The reasons intellectuals, artists, poets, and writers in the region left their homes in this period were rarely voluntary. In the mid-1990s, Hussein Halfawi, Salah Elmur, Eltayeb Dawelbait, and Abushariaa Ahmed—four students of the College of Fine and Applied Arts Khartoum, an institution that helped to foster the “Khartoum School” of the 1960s—would leave Sudan to escape self-appointed president Omar al-Bashir’s sharp curtailing of freedom of expression. Salah started to spend time in Cairo, while Halfawi and Eltayeb moved to Nairobi. After his own stint in Nairobi, Abushariaa finally settled in Kampala.

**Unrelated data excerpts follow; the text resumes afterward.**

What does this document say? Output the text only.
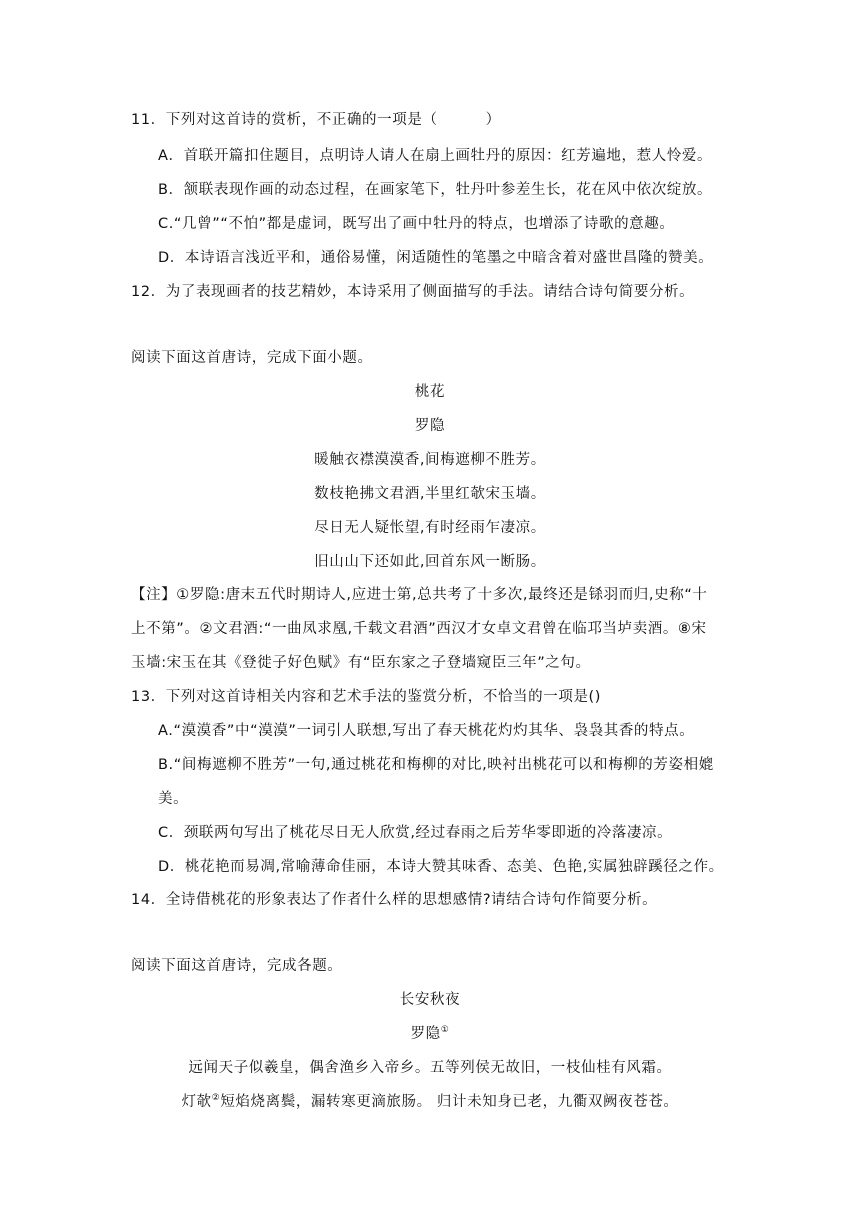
11．下列对这首诗的赏析，不正确的一项是（	）
A．首联开篇扣住题目，点明诗人请人在扇上画牡丹的原因：红芳遍地，惹人怜爱。
B．颔联表现作画的动态过程，在画家笔下，牡丹叶参差生长，花在风中依次绽放。
C.“几曾”“不怕”都是虚词，既写出了画中牡丹的特点，也增添了诗歌的意趣。
D．本诗语言浅近平和，通俗易懂，闲适随性的笔墨之中暗含着对盛世昌隆的赞美。
12．为了表现画者的技艺精妙，本诗采用了侧面描写的手法。请结合诗句简要分析。
阅读下面这首唐诗，完成下面小题。
桃花
罗隐
暖触衣襟漠漠香,间梅遮柳不胜芳。
数枝艳拂文君酒,半里红欹宋玉墙。
尽日无人疑怅望,有时经雨乍凄凉。
旧山山下还如此,回首东风一断肠。
【注】①罗隐:唐末五代时期诗人,应进士第,总共考了十多次,最终还是铩羽而归,史称“十
上不第”。②文君酒:“一曲凤求凰,千载文君酒”西汉才女卓文君曾在临邛当垆卖酒。⑧宋
玉墙:宋玉在其《登徙子好色赋》有“臣东家之子登墙窥臣三年”之句。
13．下列对这首诗相关内容和艺术手法的鉴赏分析，不恰当的一项是()
A.“漠漠香”中“漠漠”一词引人联想,写出了春天桃花灼灼其华、袅袅其香的特点。
B.“间梅遮柳不胜芳”一句,通过桃花和梅柳的对比,映衬出桃花可以和梅柳的芳姿相媲
美。
C．颈联两句写出了桃花尽日无人欣赏,经过春雨之后芳华零即逝的冷落凄凉。
D．桃花艳而易凋,常喻薄命佳丽，本诗大赞其味香、态美、色艳,实属独辟蹊径之作。
14．全诗借桃花的形象表达了作者什么样的思想感情?请结合诗句作简要分析。
阅读下面这首唐诗，完成各题。
长安秋夜
罗隐①
远闻天子似羲皇，偶舍渔乡入帝乡。五等列侯无故旧，一枝仙桂有风霜。
灯欹②短焰烧离鬓，漏转寒更滴旅肠。 归计未知身已老，九衢双阙夜苍苍。
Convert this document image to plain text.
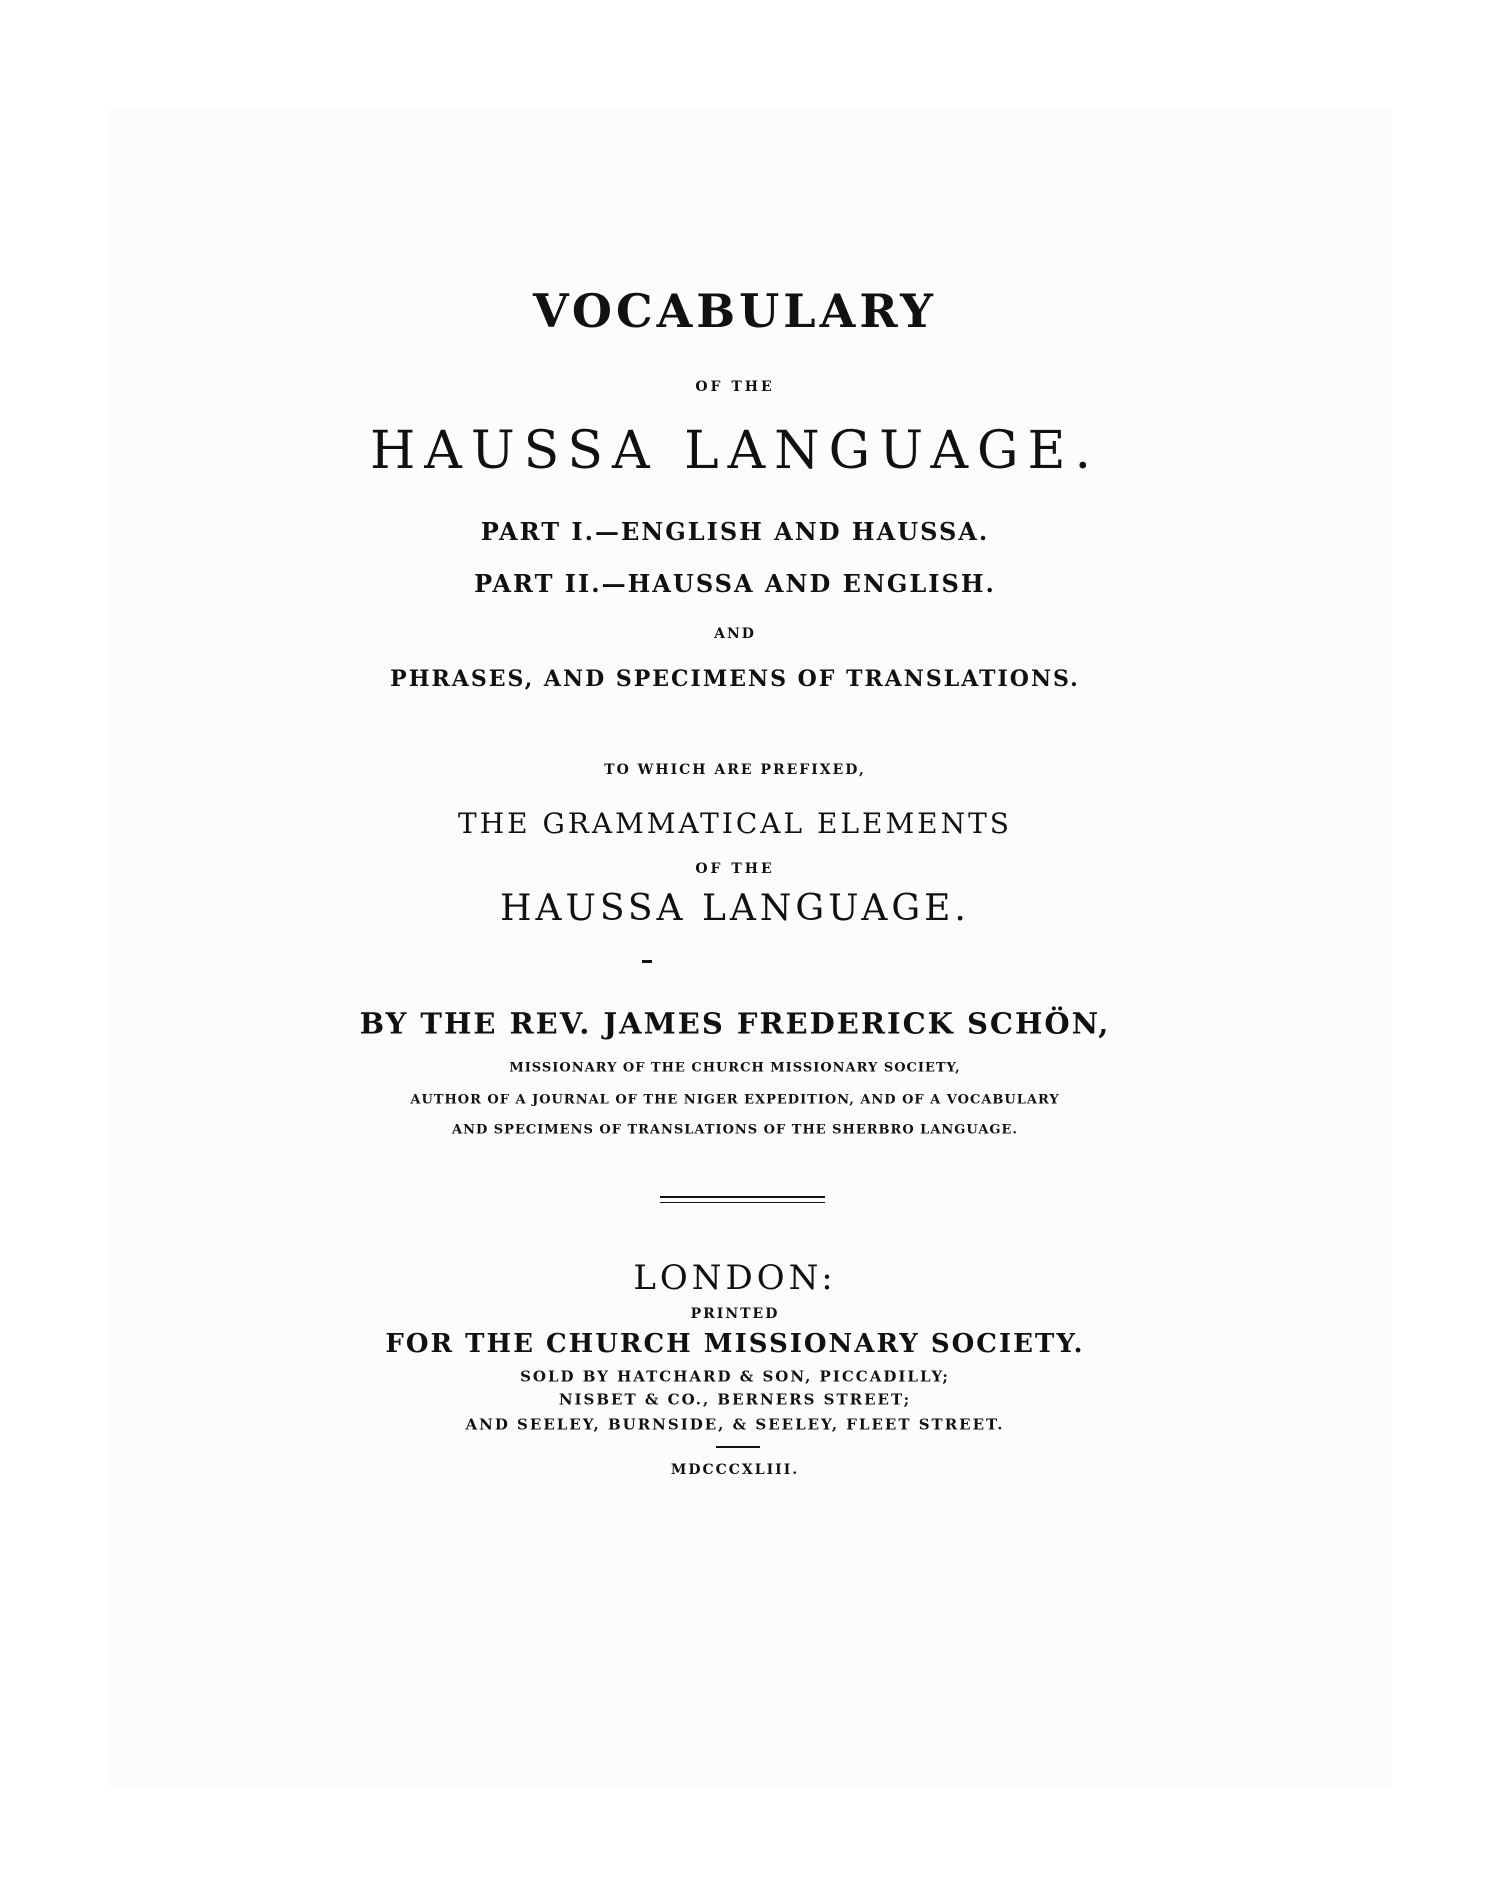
VOCABULARY
OF THE
HAUSSA LANGUAGE.
PART I.—ENGLISH AND HAUSSA.
PART II.—HAUSSA AND ENGLISH.
AND
PHRASES, AND SPECIMENS OF TRANSLATIONS.
TO WHICH ARE PREFIXED,
THE GRAMMATICAL ELEMENTS
OF THE
HAUSSA LANGUAGE.
BY THE REV. JAMES FREDERICK SCHÖN,
MISSIONARY OF THE CHURCH MISSIONARY SOCIETY,
AUTHOR OF A JOURNAL OF THE NIGER EXPEDITION, AND OF A VOCABULARY
AND SPECIMENS OF TRANSLATIONS OF THE SHERBRO LANGUAGE.
LONDON:
PRINTED
FOR THE CHURCH MISSIONARY SOCIETY.
SOLD BY HATCHARD & SON, PICCADILLY;
NISBET & CO., BERNERS STREET;
AND SEELEY, BURNSIDE, & SEELEY, FLEET STREET.
MDCCCXLIII.
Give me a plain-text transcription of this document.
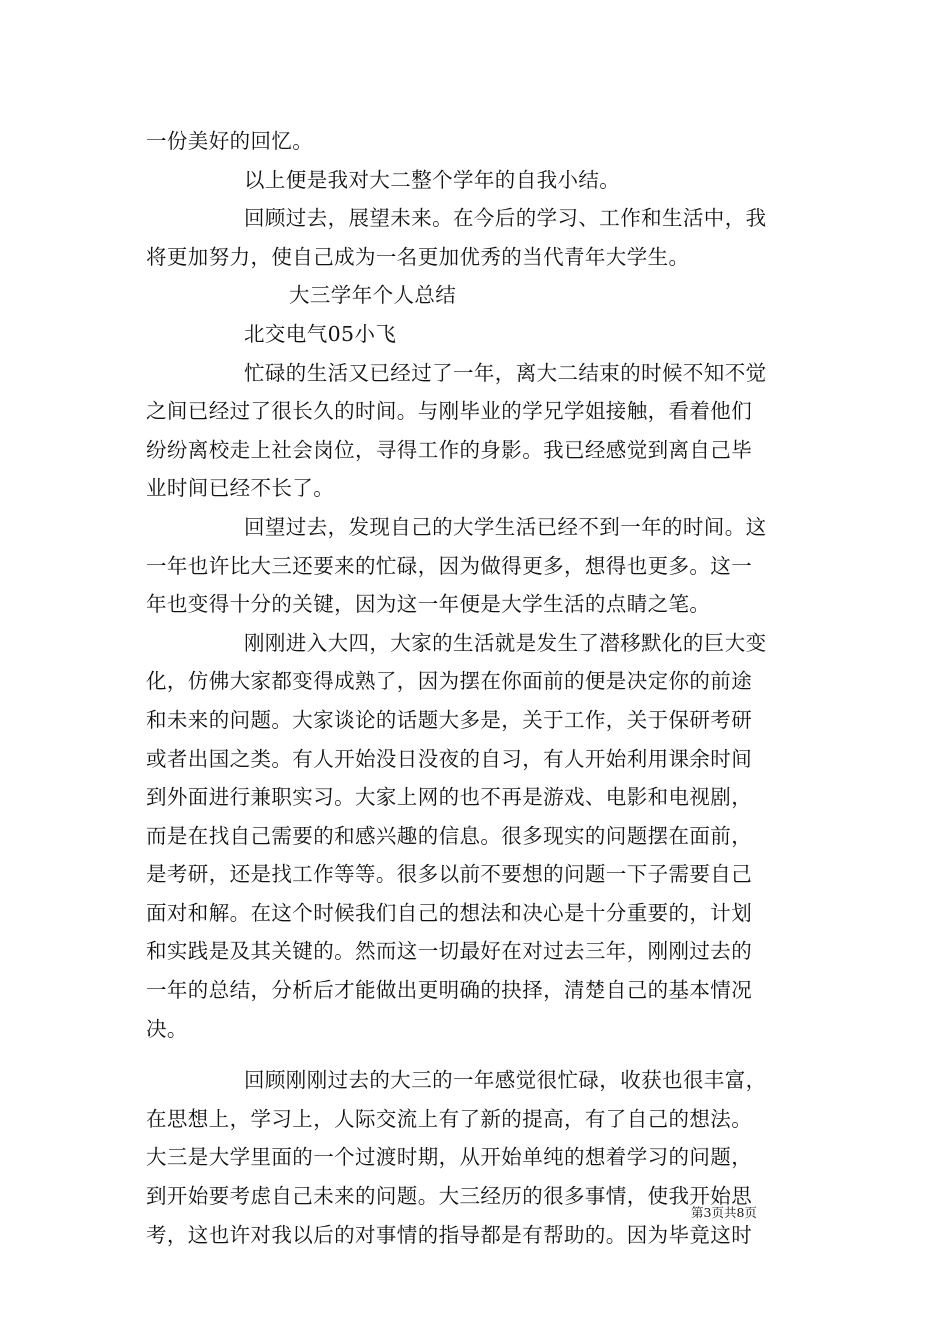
一份美好的回忆。
以上便是我对大二整个学年的自我小结。
回顾过去，展望未来。在今后的学习、工作和生活中，我
将更加努力，使自己成为一名更加优秀的当代青年大学生。
大三学年个人总结
北交电气05小飞
忙碌的生活又已经过了一年，离大二结束的时候不知不觉
之间已经过了很长久的时间。与刚毕业的学兄学姐接触，看着他们
纷纷离校走上社会岗位，寻得工作的身影。我已经感觉到离自己毕
业时间已经不长了。
回望过去，发现自己的大学生活已经不到一年的时间。这
一年也许比大三还要来的忙碌，因为做得更多，想得也更多。这一
年也变得十分的关键，因为这一年便是大学生活的点睛之笔。
刚刚进入大四，大家的生活就是发生了潜移默化的巨大变
化，仿佛大家都变得成熟了，因为摆在你面前的便是决定你的前途
和未来的问题。大家谈论的话题大多是，关于工作，关于保研考研
或者出国之类。有人开始没日没夜的自习，有人开始利用课余时间
到外面进行兼职实习。大家上网的也不再是游戏、电影和电视剧，
而是在找自己需要的和感兴趣的信息。很多现实的问题摆在面前，
是考研，还是找工作等等。很多以前不要想的问题一下子需要自己
面对和解。在这个时候我们自己的想法和决心是十分重要的，计划
和实践是及其关键的。然而这一切最好在对过去三年，刚刚过去的
一年的总结，分析后才能做出更明确的抉择，清楚自己的基本情况
决。
回顾刚刚过去的大三的一年感觉很忙碌，收获也很丰富，
在思想上，学习上，人际交流上有了新的提高，有了自己的想法。
大三是大学里面的一个过渡时期，从开始单纯的想着学习的问题，
到开始要考虑自己未来的问题。大三经历的很多事情，使我开始思
考，这也许对我以后的对事情的指导都是有帮助的。因为毕竟这时
第3页共8页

It was in Nairobi that, twenty years ago, the quartet reunited and struck up a friendship. Now, the exhibition “Rendezvous” provides another chance for the four artists to convene. The gesture of this “meet-up” emphasizes the significance of the negotiations of place and time while evoking the movement of ideas both physical and virtual. Eltayeb reworks wooden cupboard doors and panels to activate the histories of the objects and their former owners, while in his ink paintings, Abushariaa highlights the role women played in the revolution that ousted al-Bashir from his thirty-year rule. The combination of these images draws our attention both to the values these artists have taken on or left in the various places they’ve lived and to their personal experience of travel– voluntary or otherwise. Above all, we see the insatiable human need to stay connected despite the invented obstacles of geographical and political borders, which have been made all the more daunting by the pandemic.